Can Unreimbursed Business Expenses Affect Your USDA Loan Qualifying?
Commonly known as a 2106 expense, due to the associated IRS tax form, this is a frequent question and one that can have a major impact on the USDA loan qualifying process. As a quick reminder, today’s topic relates strictly to the mortgage qualifying process and not about tax advice. If you have any questions about eligible deductions, please consult your tax professional.
So, how can unreimbursed business expenses affect your USDA loan qualifying?
Per the IRS: Generally, you can deduct on Schedule A (Form 1040), line 21, unreimbursed employee expenses that are:
- Paid or incurred during your tax year,
- For carrying on your trade or business of being an employee, and
- Ordinary and necessary.
“An expense is ordinary if it is common and accepted in your trade, business, or profession. An expense is necessary if it is appropriate and helpful to your business. An expense does not have to be required to be considered necessary.”

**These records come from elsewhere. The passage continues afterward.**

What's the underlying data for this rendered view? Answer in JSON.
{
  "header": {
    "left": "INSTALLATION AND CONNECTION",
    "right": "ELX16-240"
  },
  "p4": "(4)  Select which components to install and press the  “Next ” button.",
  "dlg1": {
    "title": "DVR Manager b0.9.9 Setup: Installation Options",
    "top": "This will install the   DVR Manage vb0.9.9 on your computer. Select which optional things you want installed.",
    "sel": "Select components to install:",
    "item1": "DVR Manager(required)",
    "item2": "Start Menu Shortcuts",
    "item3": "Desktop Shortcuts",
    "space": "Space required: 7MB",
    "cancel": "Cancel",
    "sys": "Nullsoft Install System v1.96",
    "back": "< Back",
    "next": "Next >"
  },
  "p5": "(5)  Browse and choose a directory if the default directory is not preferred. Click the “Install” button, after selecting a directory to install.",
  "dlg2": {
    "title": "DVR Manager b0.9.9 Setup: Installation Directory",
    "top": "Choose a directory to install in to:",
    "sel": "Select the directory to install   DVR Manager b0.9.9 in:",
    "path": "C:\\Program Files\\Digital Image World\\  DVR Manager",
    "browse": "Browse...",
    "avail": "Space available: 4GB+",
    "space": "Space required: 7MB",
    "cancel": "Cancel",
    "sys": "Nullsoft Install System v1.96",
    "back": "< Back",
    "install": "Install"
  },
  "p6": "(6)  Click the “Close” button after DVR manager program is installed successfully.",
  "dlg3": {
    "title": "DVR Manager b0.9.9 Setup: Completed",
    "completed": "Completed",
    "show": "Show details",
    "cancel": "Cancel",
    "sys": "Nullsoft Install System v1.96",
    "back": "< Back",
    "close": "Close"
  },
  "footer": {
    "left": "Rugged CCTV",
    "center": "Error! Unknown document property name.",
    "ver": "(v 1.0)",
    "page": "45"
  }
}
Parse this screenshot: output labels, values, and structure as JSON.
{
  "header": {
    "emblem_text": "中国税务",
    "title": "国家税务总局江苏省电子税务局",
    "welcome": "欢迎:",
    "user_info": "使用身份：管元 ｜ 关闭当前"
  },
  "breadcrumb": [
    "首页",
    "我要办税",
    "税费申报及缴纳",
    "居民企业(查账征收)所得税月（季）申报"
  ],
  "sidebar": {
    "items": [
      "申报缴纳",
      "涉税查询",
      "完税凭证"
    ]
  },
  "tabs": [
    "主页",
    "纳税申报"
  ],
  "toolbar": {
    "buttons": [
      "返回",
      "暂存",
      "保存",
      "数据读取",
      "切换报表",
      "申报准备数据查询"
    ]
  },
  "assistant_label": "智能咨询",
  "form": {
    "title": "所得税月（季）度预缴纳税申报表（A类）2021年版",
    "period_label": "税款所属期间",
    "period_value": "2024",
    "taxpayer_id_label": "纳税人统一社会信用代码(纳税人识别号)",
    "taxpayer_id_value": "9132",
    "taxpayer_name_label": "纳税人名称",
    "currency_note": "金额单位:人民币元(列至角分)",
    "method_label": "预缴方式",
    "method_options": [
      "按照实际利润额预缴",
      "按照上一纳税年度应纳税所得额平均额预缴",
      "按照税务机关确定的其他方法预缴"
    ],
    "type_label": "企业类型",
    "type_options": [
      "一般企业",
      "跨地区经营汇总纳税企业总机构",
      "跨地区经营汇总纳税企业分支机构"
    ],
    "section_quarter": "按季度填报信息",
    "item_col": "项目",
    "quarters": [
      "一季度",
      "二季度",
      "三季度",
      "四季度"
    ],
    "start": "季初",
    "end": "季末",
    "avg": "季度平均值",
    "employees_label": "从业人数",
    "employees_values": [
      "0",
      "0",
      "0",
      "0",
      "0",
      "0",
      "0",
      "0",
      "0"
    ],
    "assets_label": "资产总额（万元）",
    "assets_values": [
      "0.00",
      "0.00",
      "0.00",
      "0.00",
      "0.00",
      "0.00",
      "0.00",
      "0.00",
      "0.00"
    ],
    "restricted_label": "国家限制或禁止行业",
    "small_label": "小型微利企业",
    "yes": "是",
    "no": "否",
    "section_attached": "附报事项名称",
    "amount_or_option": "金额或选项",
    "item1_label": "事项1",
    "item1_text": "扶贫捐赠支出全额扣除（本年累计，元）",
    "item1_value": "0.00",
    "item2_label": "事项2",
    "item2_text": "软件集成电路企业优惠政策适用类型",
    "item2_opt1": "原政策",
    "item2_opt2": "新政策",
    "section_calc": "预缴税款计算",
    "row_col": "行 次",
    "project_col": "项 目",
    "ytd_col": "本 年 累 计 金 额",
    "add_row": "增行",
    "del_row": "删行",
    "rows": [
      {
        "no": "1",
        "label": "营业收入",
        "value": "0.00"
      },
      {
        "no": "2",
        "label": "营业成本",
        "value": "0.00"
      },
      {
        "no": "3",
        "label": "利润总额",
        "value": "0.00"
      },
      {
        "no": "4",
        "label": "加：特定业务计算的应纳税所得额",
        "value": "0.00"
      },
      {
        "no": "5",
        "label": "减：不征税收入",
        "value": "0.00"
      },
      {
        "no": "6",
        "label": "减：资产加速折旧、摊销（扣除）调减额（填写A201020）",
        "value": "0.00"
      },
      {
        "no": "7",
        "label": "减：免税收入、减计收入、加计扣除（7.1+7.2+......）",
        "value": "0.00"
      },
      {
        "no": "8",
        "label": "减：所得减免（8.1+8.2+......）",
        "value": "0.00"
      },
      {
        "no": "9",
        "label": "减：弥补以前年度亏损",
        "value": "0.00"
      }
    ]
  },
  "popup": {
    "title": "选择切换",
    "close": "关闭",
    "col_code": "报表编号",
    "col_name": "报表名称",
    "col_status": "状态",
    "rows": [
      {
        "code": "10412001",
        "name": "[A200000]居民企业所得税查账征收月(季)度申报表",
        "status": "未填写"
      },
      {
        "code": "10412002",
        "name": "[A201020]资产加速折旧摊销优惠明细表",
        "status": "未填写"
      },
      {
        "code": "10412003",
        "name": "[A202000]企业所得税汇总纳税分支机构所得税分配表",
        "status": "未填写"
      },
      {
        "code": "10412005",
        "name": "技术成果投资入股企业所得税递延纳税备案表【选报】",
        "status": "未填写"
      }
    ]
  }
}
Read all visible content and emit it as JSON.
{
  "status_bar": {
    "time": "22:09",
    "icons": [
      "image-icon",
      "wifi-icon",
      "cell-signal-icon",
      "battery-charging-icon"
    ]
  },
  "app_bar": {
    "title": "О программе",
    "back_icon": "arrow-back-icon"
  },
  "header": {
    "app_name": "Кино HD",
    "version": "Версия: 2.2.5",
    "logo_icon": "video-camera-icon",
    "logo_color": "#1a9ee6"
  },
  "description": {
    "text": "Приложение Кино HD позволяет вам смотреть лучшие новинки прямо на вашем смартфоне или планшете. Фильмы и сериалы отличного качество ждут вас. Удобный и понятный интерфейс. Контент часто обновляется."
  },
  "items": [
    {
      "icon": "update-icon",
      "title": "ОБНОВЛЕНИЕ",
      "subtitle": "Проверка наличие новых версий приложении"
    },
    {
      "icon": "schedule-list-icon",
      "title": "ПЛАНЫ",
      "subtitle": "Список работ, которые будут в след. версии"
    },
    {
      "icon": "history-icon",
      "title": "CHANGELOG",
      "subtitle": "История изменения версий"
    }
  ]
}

Unreimbursed business expenses affect your USDA loan qualifying in two different ways.
- First off, depending on the type of expense claimed for the deduction, it can reduce the income calculated for loan qualifying, otherwise known as repayment income, thus lowering the eligible loan size or sales price a homebuyer can qualify for
- However, in the case of a USDA loan, we also have to consider county income limit calculations
These same 2106 expenses can also be deducted from that, to help reduce the annual income calculation. I know it sounds complicated so let’s review the following example to help illustrate:
- The potential homebuyer claimed $6,000 in unreimbursed business expenses related to uniforms, meals, travel, and education that were all work related
- Pay Stubs & W2 forms in the file support a salary of $80,000 per year, which was also their annual income
- The USDA income limit for their household size is $75,650
- The unreimbursed business expenses are reviewed and then DEDUCTED from the income used to qualify for the loan, but
- Also deducted from the annual income, bringing this income calculation back in line and now eligible!